When Zachariah finally arrives DeMille delivers a harrowing, violent scene that expands upon all of the twisted stuff that came before. Meanwhile Ryker's still not around. Christie is on the scene, but he's messed up from the heavy dope smoked at the black mass, not to mention the orgy that's raging around him -- Abbie meanwhile having given herself over to another couple. This entire section is pretty disturbed, with lots of hippies getting gutted, beheaded, and cleaved. So many in fact that by the time Ryker arrives with his .357 you get the feeling he needn't have bothered.

I enjoyed this novel enough to track down a few more titles in the series, but unfortunately none of them by DeMille. (I did luck out the other month though and scored a copy of the 1990 reprint of his Keller novel, The Smack Man, which as mentioned below is basically just a Ryker novel, only with Ryker's name changed.) This is the first DeMille novel I've read, and I have to say, I enjoyed it. While The Hammer of God was lacking a bit in the action department, and certainly could've been a bit more lurid, DeMille really made up for it with his gift for bringing to life the squalor of 1970s New York City, combined with a strong cast of characters who deliver some humorous and memorable dialog.

*The Ryker series has a confounding publication history.

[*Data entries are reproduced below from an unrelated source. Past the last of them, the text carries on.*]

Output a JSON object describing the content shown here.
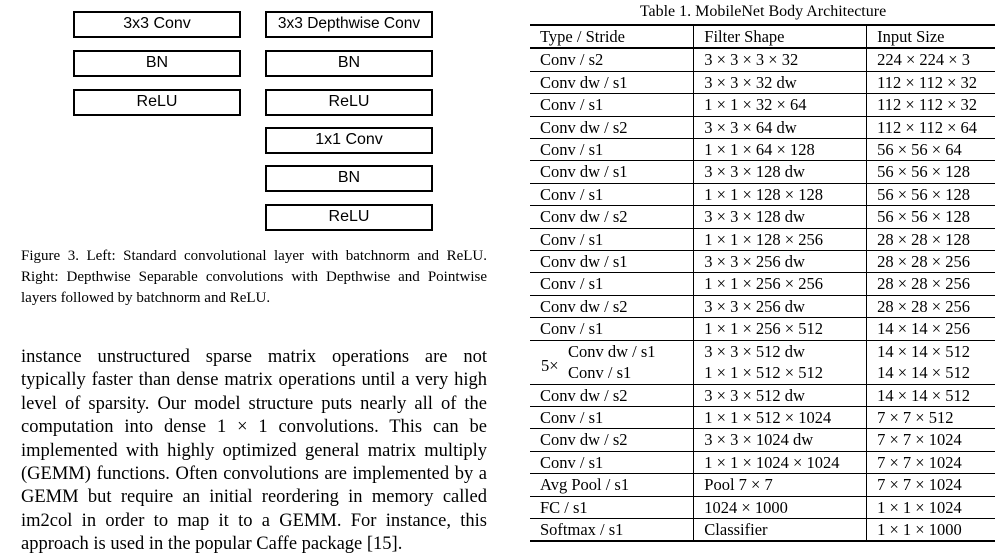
{
  "figure": {
    "left_boxes": [
      "3x3 Conv",
      "BN",
      "ReLU"
    ],
    "right_boxes": [
      "3x3 Depthwise Conv",
      "BN",
      "ReLU",
      "1x1 Conv",
      "BN",
      "ReLU"
    ],
    "caption": "Figure 3. Left: Standard convolutional layer with batchnorm and ReLU. Right: Depthwise Separable convolutions with Depthwise and Pointwise layers followed by batchnorm and ReLU."
  },
  "body_text": "instance unstructured sparse matrix operations are not typically faster than dense matrix operations until a very high level of sparsity. Our model structure puts nearly all of the computation into dense 1 × 1 convolutions. This can be implemented with highly optimized general matrix multiply (GEMM) functions. Often convolutions are implemented by a GEMM but require an initial reordering in memory called im2col in order to map it to a GEMM. For instance, this approach is used in the popular Caffe package [15].",
  "table": {
    "title": "Table 1. MobileNet Body Architecture",
    "headers": [
      "Type / Stride",
      "Filter Shape",
      "Input Size"
    ],
    "repeat_label": "5×",
    "rows": [
      [
        "Conv / s2",
        "3 × 3 × 3 × 32",
        "224 × 224 × 3"
      ],
      [
        "Conv dw / s1",
        "3 × 3 × 32 dw",
        "112 × 112 × 32"
      ],
      [
        "Conv / s1",
        "1 × 1 × 32 × 64",
        "112 × 112 × 32"
      ],
      [
        "Conv dw / s2",
        "3 × 3 × 64 dw",
        "112 × 112 × 64"
      ],
      [
        "Conv / s1",
        "1 × 1 × 64 × 128",
        "56 × 56 × 64"
      ],
      [
        "Conv dw / s1",
        "3 × 3 × 128 dw",
        "56 × 56 × 128"
      ],
      [
        "Conv / s1",
        "1 × 1 × 128 × 128",
        "56 × 56 × 128"
      ],
      [
        "Conv dw / s2",
        "3 × 3 × 128 dw",
        "56 × 56 × 128"
      ],
      [
        "Conv / s1",
        "1 × 1 × 128 × 256",
        "28 × 28 × 128"
      ],
      [
        "Conv dw / s1",
        "3 × 3 × 256 dw",
        "28 × 28 × 256"
      ],
      [
        "Conv / s1",
        "1 × 1 × 256 × 256",
        "28 × 28 × 256"
      ],
      [
        "Conv dw / s2",
        "3 × 3 × 256 dw",
        "28 × 28 × 256"
      ],
      [
        "Conv / s1",
        "1 × 1 × 256 × 512",
        "14 × 14 × 256"
      ],
      [
        "Conv dw / s1",
        "3 × 3 × 512 dw",
        "14 × 14 × 512"
      ],
      [
        "Conv / s1",
        "1 × 1 × 512 × 512",
        "14 × 14 × 512"
      ],
      [
        "Conv dw / s2",
        "3 × 3 × 512 dw",
        "14 × 14 × 512"
      ],
      [
        "Conv / s1",
        "1 × 1 × 512 × 1024",
        "7 × 7 × 512"
      ],
      [
        "Conv dw / s2",
        "3 × 3 × 1024 dw",
        "7 × 7 × 1024"
      ],
      [
        "Conv / s1",
        "1 × 1 × 1024 × 1024",
        "7 × 7 × 1024"
      ],
      [
        "Avg Pool / s1",
        "Pool 7 × 7",
        "7 × 7 × 1024"
      ],
      [
        "FC / s1",
        "1024 × 1000",
        "1 × 1 × 1024"
      ],
      [
        "Softmax / s1",
        "Classifier",
        "1 × 1 × 1000"
      ]
    ]
  }
}
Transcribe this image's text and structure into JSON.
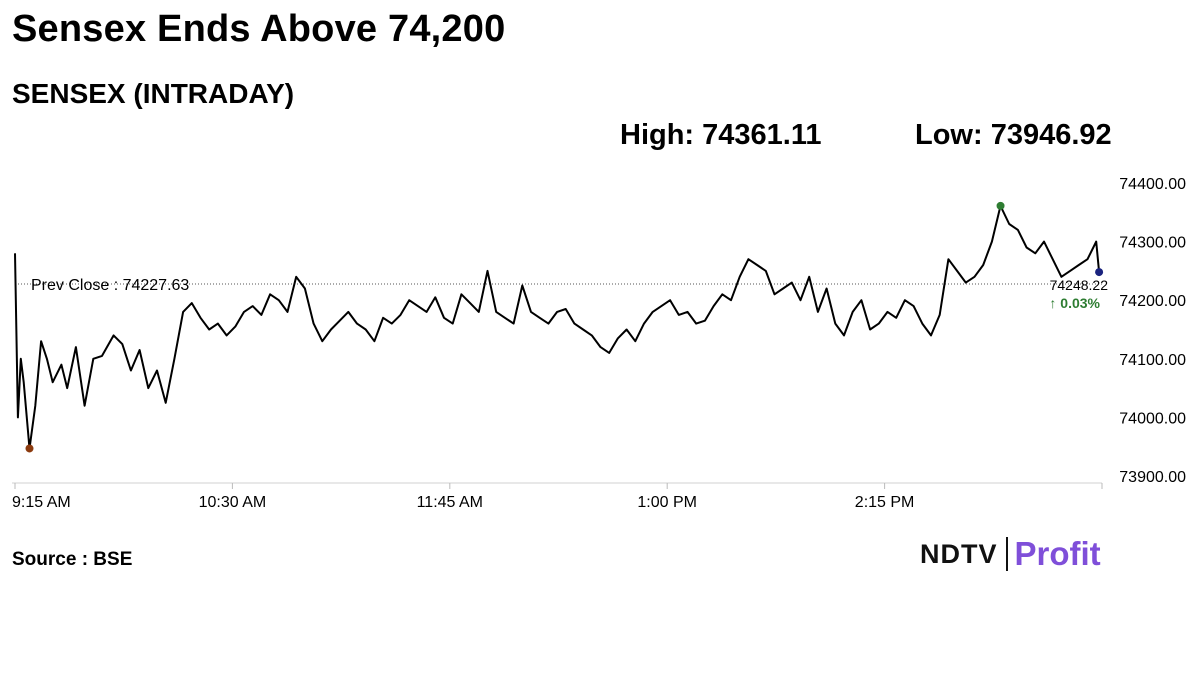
{
  "header": {
    "title": "Sensex Ends Above 74,200",
    "subtitle": "SENSEX (INTRADAY)",
    "high_label": "High: 74361.11",
    "low_label": "Low: 73946.92"
  },
  "footer": {
    "source": "Source : BSE",
    "logo_left": "NDTV",
    "logo_right": "Profit"
  },
  "colors": {
    "line": "#000000",
    "high_marker": "#2e7d32",
    "low_marker": "#8b3a0e",
    "last_marker": "#1a237e",
    "change_text": "#2e7d32",
    "logo_accent": "#7f4fd9"
  },
  "chart_data": {
    "type": "line",
    "title": "SENSEX (INTRADAY)",
    "x_tick_labels": [
      "9:15 AM",
      "10:30 AM",
      "11:45 AM",
      "1:00 PM",
      "2:15 PM"
    ],
    "y_tick_labels": [
      "74400.00",
      "74300.00",
      "74200.00",
      "74100.00",
      "74000.00",
      "73900.00"
    ],
    "y_ticks": [
      74400,
      74300,
      74200,
      74100,
      74000,
      73900
    ],
    "ylim": [
      73900,
      74400
    ],
    "x_range_minutes": [
      "9:15",
      "15:30"
    ],
    "prev_close": 74227.63,
    "prev_close_label": "Prev Close : 74227.63",
    "last_value": 74248.22,
    "last_value_label": "74248.22",
    "change_label": "↑ 0.03%",
    "high": 74361.11,
    "low": 73946.92,
    "grid": false,
    "series": [
      {
        "x": [
          "9:15",
          "9:16",
          "9:17",
          "9:18",
          "9:20",
          "9:22",
          "9:24",
          "9:26",
          "9:28",
          "9:31",
          "9:33",
          "9:36",
          "9:39",
          "9:42",
          "9:45",
          "9:49",
          "9:52",
          "9:55",
          "9:58",
          "10:01",
          "10:04",
          "10:07",
          "10:10",
          "10:13",
          "10:16",
          "10:19",
          "10:22",
          "10:25",
          "10:28",
          "10:31",
          "10:34",
          "10:37",
          "10:40",
          "10:43",
          "10:46",
          "10:49",
          "10:52",
          "10:55",
          "10:58",
          "11:01",
          "11:04",
          "11:07",
          "11:10",
          "11:13",
          "11:16",
          "11:19",
          "11:22",
          "11:25",
          "11:28",
          "11:31",
          "11:34",
          "11:37",
          "11:40",
          "11:43",
          "11:46",
          "11:49",
          "11:52",
          "11:55",
          "11:58",
          "12:01",
          "12:04",
          "12:07",
          "12:10",
          "12:13",
          "12:16",
          "12:19",
          "12:22",
          "12:25",
          "12:28",
          "12:31",
          "12:34",
          "12:37",
          "12:40",
          "12:43",
          "12:46",
          "12:49",
          "12:52",
          "12:55",
          "12:58",
          "13:01",
          "13:04",
          "13:07",
          "13:10",
          "13:13",
          "13:16",
          "13:19",
          "13:22",
          "13:25",
          "13:28",
          "13:31",
          "13:34",
          "13:37",
          "13:40",
          "13:43",
          "13:46",
          "13:49",
          "13:52",
          "13:55",
          "13:58",
          "14:01",
          "14:04",
          "14:07",
          "14:10",
          "14:13",
          "14:16",
          "14:19",
          "14:22",
          "14:25",
          "14:28",
          "14:31",
          "14:34",
          "14:37",
          "14:40",
          "14:43",
          "14:46",
          "14:49",
          "14:52",
          "14:55",
          "14:58",
          "15:01",
          "15:04",
          "15:07",
          "15:10",
          "15:13",
          "15:16",
          "15:19",
          "15:22",
          "15:25",
          "15:27",
          "15:28",
          "15:29"
        ],
        "y": [
          74280,
          74000,
          74100,
          74060,
          73947,
          74020,
          74130,
          74100,
          74060,
          74090,
          74050,
          74120,
          74020,
          74100,
          74105,
          74140,
          74125,
          74080,
          74115,
          74050,
          74080,
          74025,
          74100,
          74180,
          74195,
          74170,
          74150,
          74160,
          74140,
          74155,
          74180,
          74190,
          74175,
          74210,
          74200,
          74180,
          74240,
          74220,
          74160,
          74130,
          74150,
          74165,
          74180,
          74160,
          74150,
          74130,
          74170,
          74160,
          74175,
          74200,
          74190,
          74180,
          74205,
          74170,
          74160,
          74210,
          74195,
          74180,
          74250,
          74180,
          74170,
          74160,
          74225,
          74180,
          74170,
          74160,
          74180,
          74185,
          74160,
          74150,
          74140,
          74120,
          74110,
          74135,
          74150,
          74130,
          74160,
          74180,
          74190,
          74200,
          74175,
          74180,
          74160,
          74165,
          74190,
          74210,
          74200,
          74240,
          74270,
          74260,
          74250,
          74210,
          74220,
          74230,
          74200,
          74240,
          74180,
          74220,
          74160,
          74140,
          74180,
          74200,
          74150,
          74160,
          74180,
          74170,
          74200,
          74190,
          74160,
          74140,
          74175,
          74270,
          74250,
          74230,
          74240,
          74260,
          74300,
          74361,
          74330,
          74320,
          74290,
          74280,
          74300,
          74270,
          74240,
          74250,
          74260,
          74270,
          74290,
          74300,
          74248
        ]
      }
    ]
  }
}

The series ran from 1974 to 1976, with the first four volumes published in 1974. DeMille wrote volumes one and two, The Sniper and The Hammer of God. My man Leonard Levinson wrote the third volume, The Terrorists, even though it was still credited to DeMille, who himself returned for the fourth volume, The Agent of Death. After which DeMille jumped ship, going over to Manor Books, where he changed Ryker's name to "Keller," and continued writing the series under this new title for another four volumes. Meanwhile Ryker continued at Leisure; the fifth volume, The Child Killer (1975), was published under the name Edson T. Hamill, likely a psuedonym -- and likely one chosen because it sounds a little like "Nelson DeMille." The Hamill name remained for the duration of the Ryker books, however The Child Killer was the last numbered volume. The sixth installment was The Sadist (1975), which was also the last to feature a painted cover. The final two volumes, Motive For Murder (1975) and The Slasher (1976), featured photo covers.